Segev Dorry L, Gentry Sommer E, Warren Daniel S, Reeb Brigitte, Montgomery Robert A
Department of Surgery, Johns Hopkins University School of Medicine, Baltimore, Md.
JAMA. 2005 Apr 20;293(15):1883-90. doi: 10.1001/jama.293.15.1883.
Blood type and crossmatch incompatibility will exclude at least one third of patients in need from receiving a live donor kidney transplant. Kidney paired donation (KPD) offers incompatible donor/recipient pairs the opportunity to match for compatible transplants. Despite its increasing popularity, very few transplants have resulted from KPD.
To determine the potential impact of improved matching schemes on the number and quality of transplants achievable with KPD.
DESIGN, SETTING, AND POPULATION: We developed a model that simulates pools of incompatible donor/recipient pairs. We designed a mathematically verifiable optimized matching algorithm and compared it with the scheme currently used in some centers and regions. Simulated patients from the general community with characteristics drawn from distributions describing end-stage renal disease patients eligible for renal transplantation and their willing and eligible live donors.
Number of kidneys matched, HLA mismatch of matched kidneys, and number of grafts surviving 5 years after transplantation.
A national optimized matching algorithm would result in more transplants (47.7% vs 42.0%, P<.001), better HLA concordance (3.0 vs 4.5 mismatched antigens; P<.001), more grafts surviving at 5 years (34.9% vs 28.7%; P<.001), and a reduction in the number of pairs required to travel (2.9% vs 18.4%; P<.001) when compared with an extension of the currently used first-accept scheme to a national level. Furthermore, highly sensitized patients would benefit 6-fold from a national optimized scheme (2.3% vs 14.1% successfully matched; P<.001).
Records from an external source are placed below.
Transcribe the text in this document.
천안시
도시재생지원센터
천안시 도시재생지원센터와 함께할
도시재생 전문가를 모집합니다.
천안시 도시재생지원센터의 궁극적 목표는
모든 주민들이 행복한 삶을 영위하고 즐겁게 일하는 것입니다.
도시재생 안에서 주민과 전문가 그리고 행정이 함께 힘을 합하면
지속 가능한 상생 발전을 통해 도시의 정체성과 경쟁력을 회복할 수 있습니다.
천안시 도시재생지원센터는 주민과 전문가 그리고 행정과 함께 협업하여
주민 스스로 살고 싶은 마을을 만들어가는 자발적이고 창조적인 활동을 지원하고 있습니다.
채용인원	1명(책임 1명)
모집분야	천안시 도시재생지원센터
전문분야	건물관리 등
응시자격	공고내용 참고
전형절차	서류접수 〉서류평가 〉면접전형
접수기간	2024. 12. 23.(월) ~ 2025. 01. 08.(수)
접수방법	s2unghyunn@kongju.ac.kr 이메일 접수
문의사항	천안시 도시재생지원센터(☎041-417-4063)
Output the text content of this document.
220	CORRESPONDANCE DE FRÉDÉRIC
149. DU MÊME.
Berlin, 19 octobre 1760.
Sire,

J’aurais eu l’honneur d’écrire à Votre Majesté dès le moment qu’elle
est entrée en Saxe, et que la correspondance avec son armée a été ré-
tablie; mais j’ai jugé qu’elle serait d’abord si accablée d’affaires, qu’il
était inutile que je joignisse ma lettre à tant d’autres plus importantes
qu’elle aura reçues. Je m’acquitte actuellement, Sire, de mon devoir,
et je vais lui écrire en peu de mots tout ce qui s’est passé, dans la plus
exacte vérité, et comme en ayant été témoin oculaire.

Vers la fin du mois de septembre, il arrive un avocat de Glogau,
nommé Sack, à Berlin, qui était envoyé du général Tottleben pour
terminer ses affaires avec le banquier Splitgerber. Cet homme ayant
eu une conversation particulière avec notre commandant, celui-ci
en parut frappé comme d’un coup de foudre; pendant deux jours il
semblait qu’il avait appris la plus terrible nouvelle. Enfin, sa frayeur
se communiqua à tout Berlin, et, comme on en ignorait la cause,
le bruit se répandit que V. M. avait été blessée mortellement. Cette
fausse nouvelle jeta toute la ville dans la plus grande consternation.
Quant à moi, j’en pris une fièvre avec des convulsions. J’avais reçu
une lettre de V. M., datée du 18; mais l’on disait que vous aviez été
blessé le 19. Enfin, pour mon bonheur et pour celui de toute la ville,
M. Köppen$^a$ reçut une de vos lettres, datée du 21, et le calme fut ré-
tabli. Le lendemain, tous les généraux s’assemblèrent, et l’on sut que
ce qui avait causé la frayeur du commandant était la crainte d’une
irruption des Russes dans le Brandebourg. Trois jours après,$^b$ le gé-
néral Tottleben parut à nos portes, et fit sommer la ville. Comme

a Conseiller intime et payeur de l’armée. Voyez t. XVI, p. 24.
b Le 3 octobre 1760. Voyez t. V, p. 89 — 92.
Even if only 7% of patients awaiting kidney transplantation participated in an optimized national KPD program, the health care system could save as much as $750 million.
The combination of a national KPD program and a mathematically optimized matching algorithm yields more matches with lower HLA disparity. Optimized matching affords patients the flexibility of customizing their matching priorities and the security of knowing that the greatest number of high-quality matches will be found and distributed equitably.
血型和交叉配型不相容将导致至少三分之一有需求的患者无法接受活体供肾移植。肾移植配对捐赠(KPD)为不相容的供体/受体对提供了匹配兼容移植的机会。尽管其越来越受欢迎,但通过KPD进行的移植却很少。
确定改进的匹配方案对通过KPD可实现的移植数量和质量的潜在影响。
设计、设置和人群:我们开发了一个模拟不相容供体/受体对库的模型。我们设计了一种数学上可验证的优化匹配算法,并将其与目前一些中心和地区使用的方案进行比较。模拟的患者来自普通人群,其特征取自描述符合肾移植条件的终末期肾病患者及其愿意且符合条件的活体供体的分布。
匹配的肾脏数量、匹配肾脏的HLA错配情况以及移植后5年存活的移植物数量。
与将目前使用的先接受方案扩展到全国范围相比,全国优化匹配算法将导致更多的移植(47.7%对42.0%,P<0.001)、更好的HLA一致性(错配抗原数为3.0对4.5;P<0.001)、5年时更多存活的移植物(34.9%对28.7%;P<0.001)以及需要出行的配对数量减少(2.9%对18.4%;P<0.001)。此外,高度致敏患者将从全国优化方案中受益6倍(成功匹配率为2.3%对14.1%;P<0.001)。即使只有7%等待肾移植的患者参与全国优化的KPD项目,医疗保健系统也可节省多达7.5亿美元。
全国KPD项目与数学优化匹配算法相结合可产生更多匹配且HLA差异更小。优化匹配为患者提供了定制匹配优先级的灵活性,以及知道将找到并公平分配最多数量的高质量匹配的安全感。